Dès le début de son nouveau documentaire, « The U.S. and the Holocaust, » le réalisateur Ken Burns affirme que les États-Unis ont admis un plus grand nombre de réfugiés juifs cherchant à échapper à l’Allemagne nazie que n’importe quel autre pays.

Le problème avec cette affirmation, selon l’historien Rafael Medoff, c’est qu’elle va à l’encontre des données sur les réfugiés mises à la disposition du public concernant cette période.

Documentaire qui dure six heures dans son intégralité, « The U.S. and the Holocaust » a commencé à être diffusé sur PBS cette semaine. Dans des récentes interviews accordées aux médias, Burns a indiqué qu’il avait tenté d’aborder Franklin D. Roosevelt (FDR) « de manière plus critique » dans « The U.S. and the Holocaust » que dans d’autres documentaires consacrés à cette même époque, où FDR avait pu avoir droit à un traitement plus indulgent.
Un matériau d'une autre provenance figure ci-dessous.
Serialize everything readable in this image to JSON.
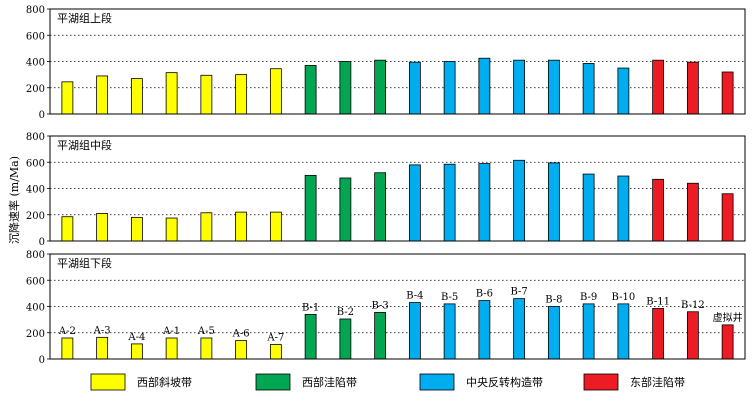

Disant que Burns « se trompe gravement » sur la question des réfugiés juifs, Medoff déclare au Times of Israel que cette erreur est liée à plusieurs « mythes éculés » qui font leur apparition dans « The U.S. and the Holocaust ». Ces mythes vont des raisons expliquant pourquoi les États-Unis n’avaient pas pu secourir Anne Frank au rôle tenu par FDR dans l’affaire du Saint-Louis, en plus de l’éternel débat sur l’opportunité du bombardement des lignes de chemin de fer qui menaient à Auschwitz, explique Medoff.

Le Dr. Rafael Medoff s’adresse aux élèves de New York leur expliquant comment les caricaturistes avaient essayé de tirer la sonnette d’alarmes au sujet de l’Allemagne nazie, mai 2016 (Réimprimé avec la permission de ‘Cartoonists Against the Holocaust’)

Medoff est un citoyen américain, professeur d’histoire juive et directeur fondateur du David Wyman Institute for Holocaust Studies, dont le siège est à Washington, DC. Il est l’auteur de « FDR and the Holocaust: A Breach of Faith, » parmi d’autres ouvrages consacrés à la Shoah et à l’Histoire sioniste.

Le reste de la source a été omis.